Down East 2013 ©
Photograph Courtesy Old York Historical Society
Let’s admit it: Not everything was more of a challenge back in the day. Before World War II, for instance, many Mainers still enjoyed the luxury of having necessities like bread and milk delivered right to your door, even if you lived on an unpaved road like this one in York. Beyond the convenience of receiving four fresh loaves of Butereg bread — “Rough ridin’ cowboys need the extra nutrition of Butereg bread” — such deliveries gave people the chance to chat with drivers like this unidentified fellow. Imagine that: Connecting with a friend in person instead of online.

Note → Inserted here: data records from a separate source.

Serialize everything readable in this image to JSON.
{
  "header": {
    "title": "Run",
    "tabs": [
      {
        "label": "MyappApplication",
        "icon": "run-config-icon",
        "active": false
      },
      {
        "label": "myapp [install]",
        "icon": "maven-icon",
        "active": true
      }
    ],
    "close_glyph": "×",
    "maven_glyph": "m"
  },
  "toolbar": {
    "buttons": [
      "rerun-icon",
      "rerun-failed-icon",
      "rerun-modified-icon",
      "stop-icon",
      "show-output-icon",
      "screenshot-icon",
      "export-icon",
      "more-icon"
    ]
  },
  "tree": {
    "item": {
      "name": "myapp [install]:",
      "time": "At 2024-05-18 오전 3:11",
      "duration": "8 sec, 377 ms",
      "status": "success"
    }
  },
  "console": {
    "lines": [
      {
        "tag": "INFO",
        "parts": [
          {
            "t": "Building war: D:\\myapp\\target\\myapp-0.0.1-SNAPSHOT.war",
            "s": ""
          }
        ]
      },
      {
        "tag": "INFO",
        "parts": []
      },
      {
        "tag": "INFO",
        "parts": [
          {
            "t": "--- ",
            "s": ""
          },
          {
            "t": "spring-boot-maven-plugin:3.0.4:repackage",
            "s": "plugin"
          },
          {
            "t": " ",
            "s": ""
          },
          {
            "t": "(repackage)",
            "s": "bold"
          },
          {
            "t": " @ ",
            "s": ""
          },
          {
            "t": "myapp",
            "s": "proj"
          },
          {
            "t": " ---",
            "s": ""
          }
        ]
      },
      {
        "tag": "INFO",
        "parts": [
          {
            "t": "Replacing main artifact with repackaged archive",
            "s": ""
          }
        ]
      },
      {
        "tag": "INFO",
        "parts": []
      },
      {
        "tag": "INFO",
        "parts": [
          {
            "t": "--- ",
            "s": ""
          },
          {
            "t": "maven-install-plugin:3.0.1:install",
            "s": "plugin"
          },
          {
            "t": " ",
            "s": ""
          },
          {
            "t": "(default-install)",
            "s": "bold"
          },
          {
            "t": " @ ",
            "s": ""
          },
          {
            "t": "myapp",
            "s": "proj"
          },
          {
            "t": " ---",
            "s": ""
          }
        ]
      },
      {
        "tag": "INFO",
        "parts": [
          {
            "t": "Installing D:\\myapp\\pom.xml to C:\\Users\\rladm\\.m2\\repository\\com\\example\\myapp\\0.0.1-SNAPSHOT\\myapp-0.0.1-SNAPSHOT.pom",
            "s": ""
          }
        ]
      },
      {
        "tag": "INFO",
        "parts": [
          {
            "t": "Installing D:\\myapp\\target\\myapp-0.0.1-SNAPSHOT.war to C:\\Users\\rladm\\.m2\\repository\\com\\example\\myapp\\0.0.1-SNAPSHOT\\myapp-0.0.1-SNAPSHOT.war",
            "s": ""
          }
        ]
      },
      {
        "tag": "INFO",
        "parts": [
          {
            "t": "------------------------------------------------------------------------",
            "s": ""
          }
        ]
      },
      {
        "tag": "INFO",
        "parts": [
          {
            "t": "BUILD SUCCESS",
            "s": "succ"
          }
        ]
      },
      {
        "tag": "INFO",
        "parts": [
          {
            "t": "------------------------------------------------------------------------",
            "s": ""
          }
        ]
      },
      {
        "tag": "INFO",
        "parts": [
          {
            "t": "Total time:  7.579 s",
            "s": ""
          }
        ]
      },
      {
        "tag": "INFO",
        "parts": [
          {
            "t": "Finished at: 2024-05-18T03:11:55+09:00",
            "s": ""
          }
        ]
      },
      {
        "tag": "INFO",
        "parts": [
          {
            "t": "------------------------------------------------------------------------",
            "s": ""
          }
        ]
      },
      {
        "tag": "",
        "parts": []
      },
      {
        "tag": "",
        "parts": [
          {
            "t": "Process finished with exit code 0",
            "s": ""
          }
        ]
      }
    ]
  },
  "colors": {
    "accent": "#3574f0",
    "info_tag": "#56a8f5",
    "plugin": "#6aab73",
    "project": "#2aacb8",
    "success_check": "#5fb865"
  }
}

For York photographer Philip A. Gordon, capturing moments like this one around 1940 was literally his bread and butter. In addition to recording everything from school photos to candid scenes around York Harbor and York Village, Gordon took every opportunity to make commercial shots like this one, in the hope that he might then sell the image to companies like Calderwood’s Bakery in Portland, for whom this driver works. (While Gordon does not appear to have ever sold this photograph, he might have been amused that Calderwood’s still influences photographers today; the Bakery Photographic Collective, now located in Westbrook, takes its name from its first location — the Calderwood Bakery building on Pleasant Street.)
Judging by the dust that covers this unidentified driver’s International Harvester Metro van, he’d been making his rounds in York for hours, having set out from Portland before dawn. In addition to scheduled deliveries to local stores, he also hawked his tasty products door-to-door, including at the farmhouse at far right, where a wooden barrel rests on its side beneath trees not yet bursting with spring blooms. Calderwood drivers had to use every trick they could to compete with Cushman’s Bakery, which also sent deliveries from Portland down to York County. “When I was living on Munjoy Hill in the early eighties, it was great — you could smell the bread baking at Cushman’s,” says William David Barry, a researcher at Maine Historical Society. “I think it smelled better than it tasted.”
Lest anyone get too nostalgic, it’s worth noting one olfactory detail captured here that has thankfully been blown away on the wind. Conversations with deliverymen like this one might be sorely missed in today’s hustle-bustle world, but the acrid smoke that drifts from the cigarette in his right hand — and no doubt permeates the warm loaves in his hand — most certainly is not.